Gelişmiş bir kimlik avı kampanyası, güvenliği ihlal edilmiş Windows makinelerinden geniş bir bilgi yelpazesi toplamak amacıyla Agent Tesla, OriginBotnet ve OriginBotnet gibi üçlü tehditleri dağıtmak için bir Microsoft Word belge yemi kullanıyor.
Fortinet FortiGuard Labs araştırmacısı Cara Lin, “Kimlik avı e-postası, Word belgesini ek olarak gönderiyor ve alıcıyı bu belgeye tıklamaya ikna etmek için kasıtlı olarak bulanıklaştırılmış bir görüntü ve sahte bir reCAPTCHA sunuyor.” dedi.
Resme tıklamak, uzak bir sunucudan bir yükleyicinin teslim edilmesine yol açar; bu yükleyici, tuş kaydı ve şifre kurtarma için OriginBotnet’i, kripto para birimi hırsızlığı için RedLine Clipper’ı ve hassas bilgileri toplamak için Ajan Tesla’yı dağıtmak üzere tasarlanmıştır.
.NET’te yazılan yükleyici, güvenlik yazılımı tarafından tespit edilmekten kaçınmak amacıyla dosyanın boyutunu 400 MB’a çıkarmak için boş baytlar ekleyerek ikili dolgu adı verilen bir teknik kullanır.

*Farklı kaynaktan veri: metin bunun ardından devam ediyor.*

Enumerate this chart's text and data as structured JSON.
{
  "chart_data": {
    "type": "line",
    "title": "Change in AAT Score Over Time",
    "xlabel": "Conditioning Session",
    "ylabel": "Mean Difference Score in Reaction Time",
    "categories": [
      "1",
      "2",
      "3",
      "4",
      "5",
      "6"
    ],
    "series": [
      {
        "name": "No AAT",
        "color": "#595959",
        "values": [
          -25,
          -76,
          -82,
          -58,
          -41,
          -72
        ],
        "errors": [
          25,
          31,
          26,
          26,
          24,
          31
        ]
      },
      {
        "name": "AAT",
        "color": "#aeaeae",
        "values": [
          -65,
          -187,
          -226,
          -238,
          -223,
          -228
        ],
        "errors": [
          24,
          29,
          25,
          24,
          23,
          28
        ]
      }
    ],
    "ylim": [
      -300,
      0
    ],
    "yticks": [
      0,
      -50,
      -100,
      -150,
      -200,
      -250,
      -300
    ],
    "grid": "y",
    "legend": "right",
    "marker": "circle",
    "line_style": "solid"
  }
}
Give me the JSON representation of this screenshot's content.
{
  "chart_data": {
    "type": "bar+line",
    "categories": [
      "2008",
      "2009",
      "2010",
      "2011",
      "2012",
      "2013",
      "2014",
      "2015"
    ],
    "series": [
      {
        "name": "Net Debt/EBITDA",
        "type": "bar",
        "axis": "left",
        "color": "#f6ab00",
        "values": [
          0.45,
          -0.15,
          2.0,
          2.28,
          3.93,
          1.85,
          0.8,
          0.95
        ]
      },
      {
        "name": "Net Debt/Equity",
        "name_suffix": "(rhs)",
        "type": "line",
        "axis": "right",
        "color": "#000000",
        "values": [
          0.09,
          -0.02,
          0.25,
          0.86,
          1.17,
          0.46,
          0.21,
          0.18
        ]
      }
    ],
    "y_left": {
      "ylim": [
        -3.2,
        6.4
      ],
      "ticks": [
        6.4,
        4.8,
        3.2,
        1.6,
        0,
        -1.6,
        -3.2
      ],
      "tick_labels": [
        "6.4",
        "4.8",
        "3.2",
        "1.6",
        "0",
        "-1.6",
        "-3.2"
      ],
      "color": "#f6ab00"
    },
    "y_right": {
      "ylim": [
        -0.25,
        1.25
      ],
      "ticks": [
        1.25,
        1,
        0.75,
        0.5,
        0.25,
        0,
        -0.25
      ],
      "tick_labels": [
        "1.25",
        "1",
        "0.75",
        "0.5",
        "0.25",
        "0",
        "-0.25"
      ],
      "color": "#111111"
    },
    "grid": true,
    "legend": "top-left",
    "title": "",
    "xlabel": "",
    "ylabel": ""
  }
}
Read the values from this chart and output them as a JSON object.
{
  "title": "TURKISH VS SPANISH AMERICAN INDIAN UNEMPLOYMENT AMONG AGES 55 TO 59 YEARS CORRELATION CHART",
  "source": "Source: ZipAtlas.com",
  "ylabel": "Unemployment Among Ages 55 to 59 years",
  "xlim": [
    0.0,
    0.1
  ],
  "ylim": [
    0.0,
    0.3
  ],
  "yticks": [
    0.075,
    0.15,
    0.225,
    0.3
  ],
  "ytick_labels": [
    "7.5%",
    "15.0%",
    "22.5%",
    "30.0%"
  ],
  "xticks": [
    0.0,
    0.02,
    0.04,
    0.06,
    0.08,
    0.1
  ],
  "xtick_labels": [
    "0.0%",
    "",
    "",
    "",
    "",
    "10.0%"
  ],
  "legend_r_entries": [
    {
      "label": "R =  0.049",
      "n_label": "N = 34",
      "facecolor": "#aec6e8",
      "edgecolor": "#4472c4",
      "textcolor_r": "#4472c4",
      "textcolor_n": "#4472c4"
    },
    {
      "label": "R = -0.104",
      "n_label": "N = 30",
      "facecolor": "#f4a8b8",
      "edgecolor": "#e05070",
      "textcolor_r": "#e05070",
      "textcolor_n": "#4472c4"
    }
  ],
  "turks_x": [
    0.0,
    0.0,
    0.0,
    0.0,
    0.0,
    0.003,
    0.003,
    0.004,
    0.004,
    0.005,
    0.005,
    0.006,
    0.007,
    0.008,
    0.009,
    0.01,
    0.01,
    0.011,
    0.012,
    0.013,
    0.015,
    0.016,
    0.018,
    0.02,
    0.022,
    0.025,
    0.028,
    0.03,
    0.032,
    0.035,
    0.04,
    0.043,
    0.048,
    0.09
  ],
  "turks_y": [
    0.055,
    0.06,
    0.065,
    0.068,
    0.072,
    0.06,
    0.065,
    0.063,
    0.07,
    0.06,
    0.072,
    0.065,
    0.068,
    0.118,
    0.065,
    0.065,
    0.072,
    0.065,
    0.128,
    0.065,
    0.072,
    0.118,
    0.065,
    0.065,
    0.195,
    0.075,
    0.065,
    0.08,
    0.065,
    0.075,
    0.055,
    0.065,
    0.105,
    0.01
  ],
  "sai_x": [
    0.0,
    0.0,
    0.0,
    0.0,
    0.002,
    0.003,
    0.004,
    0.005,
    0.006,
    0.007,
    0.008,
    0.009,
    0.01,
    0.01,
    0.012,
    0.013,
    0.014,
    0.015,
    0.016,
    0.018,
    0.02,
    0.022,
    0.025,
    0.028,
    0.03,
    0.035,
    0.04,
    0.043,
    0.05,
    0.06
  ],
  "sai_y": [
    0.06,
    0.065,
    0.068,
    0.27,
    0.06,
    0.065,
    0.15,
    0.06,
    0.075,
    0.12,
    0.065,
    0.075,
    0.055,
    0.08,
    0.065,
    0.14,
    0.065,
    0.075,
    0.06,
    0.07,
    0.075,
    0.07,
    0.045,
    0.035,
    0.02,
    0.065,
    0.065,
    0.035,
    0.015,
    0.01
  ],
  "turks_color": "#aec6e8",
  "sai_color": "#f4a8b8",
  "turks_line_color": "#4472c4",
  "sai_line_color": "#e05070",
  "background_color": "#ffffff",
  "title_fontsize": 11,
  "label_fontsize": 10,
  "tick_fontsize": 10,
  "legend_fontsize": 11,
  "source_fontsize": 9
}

Yükleyicinin etkinleştirilmesi, ana bilgisayarda kalıcılık oluşturmak ve son yüklerin serbest bırakılmasından sorumlu bir dinamik bağlantı kitaplığını (DLL) çıkarmak için çok aşamalı bir süreci tetikler.

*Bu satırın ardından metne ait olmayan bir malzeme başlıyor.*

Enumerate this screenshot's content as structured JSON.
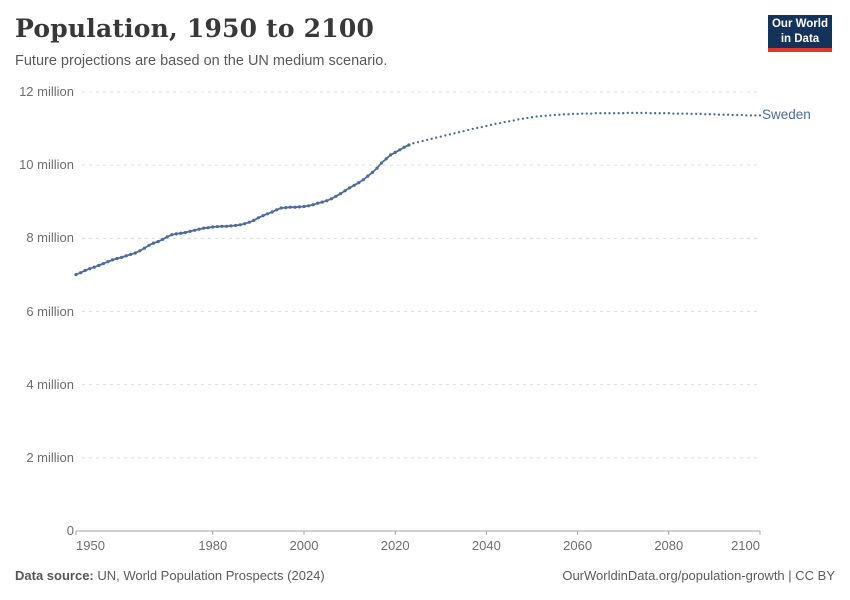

Bunlardan biri, hedef cüzdan adresini saldırgan tarafından kontrol edilen bir adresle değiştirmek üzere kullanıcının sistem panosuna müdahale ederek kripto para birimlerini çalmak için kullanılan bir .NET yürütülebilir dosyası olan RedLine Clipper’dır.
Lin, “Bu işlemi gerçekleştirmek için RedLine Clipper, pano değişikliklerini düzenli olarak izlemek ve kopyalanan dizenin normal ifadeye uyup uymadığını doğrulamak için ‘OnClipboardChangeEventHandler’ı kullanıyor” dedi.
Öte yandan Ajan Tesla, ilk erişimi elde etmek ve web tarayıcılarında kullanılan tuş vuruşları ve oturum açma kimlik bilgileri gibi hassas bilgileri bir komut ve kontrol sistemine (C2) sızdırmak için kullanılan .NET tabanlı bir uzaktan erişim truva atı (RAT) ve veri çalıcıdır. ) sunucusu SMTP protokolü üzerinden.
Ayrıca, veri toplamak, C2 sunucusuyla iletişim kurmak ve güvenliği ihlal edilmiş uç noktalarda keylogging veya şifre kurtarma işlevlerini yürütmek için sunucudan ek eklentiler indirmek için geniş bir özellik yelpazesine sahip olan OriginBotnet adlı yeni bir kötü amaçlı yazılım da teslim edildi.
Çok Savunmasız: Kimlik Saldırısı Yüzeyinin Durumunun Ortaya Çıkarılması
MFA’yı başardınız mı? PAM’mi? Hizmet hesabı koruması? Kuruluşunuzun kimlik tehditlerine karşı gerçekte ne kadar donanımlı olduğunu öğrenin
Becerilerinizi Güçlendirin
Lin, “PasswordRecovery eklentisi çeşitli tarayıcı ve yazılım hesaplarının kimlik bilgilerini alır ve düzenler” dedi. “Bu sonuçları kaydediyor ve bunları HTTP POST istekleri aracılığıyla rapor ediyor.”
Palo Alto Networks Birim 42’nin Eylül 2022’de, OriginBotnet’inkine benzer özelliklerle gelen OriginLogger adlı Ajan Tesla’nın halefi hakkında ayrıntılı bilgi vermesi, bunların ikisinin de aynı tehdit aktörünün işi olabileceğini öne sürmesi dikkate değer.
“Bu siber saldırı kampanyası […] Fortinet, karmaşık bir olaylar zincirini içerdiğini belirtti. “Bu olay, kimlik avı e-postaları aracılığıyla dağıtılan ve kurbanların bir dizi kötü amaçlı yazılım yükünü çalıştıran bir yükleyiciyi indirmesine yol açan kötü amaçlı bir Word belgesiyle başladı. Saldırı, tespit edilmekten kaçınmak ve ele geçirilen sistemlerde kalıcılığı sürdürmek için karmaşık teknikler gösterdi.”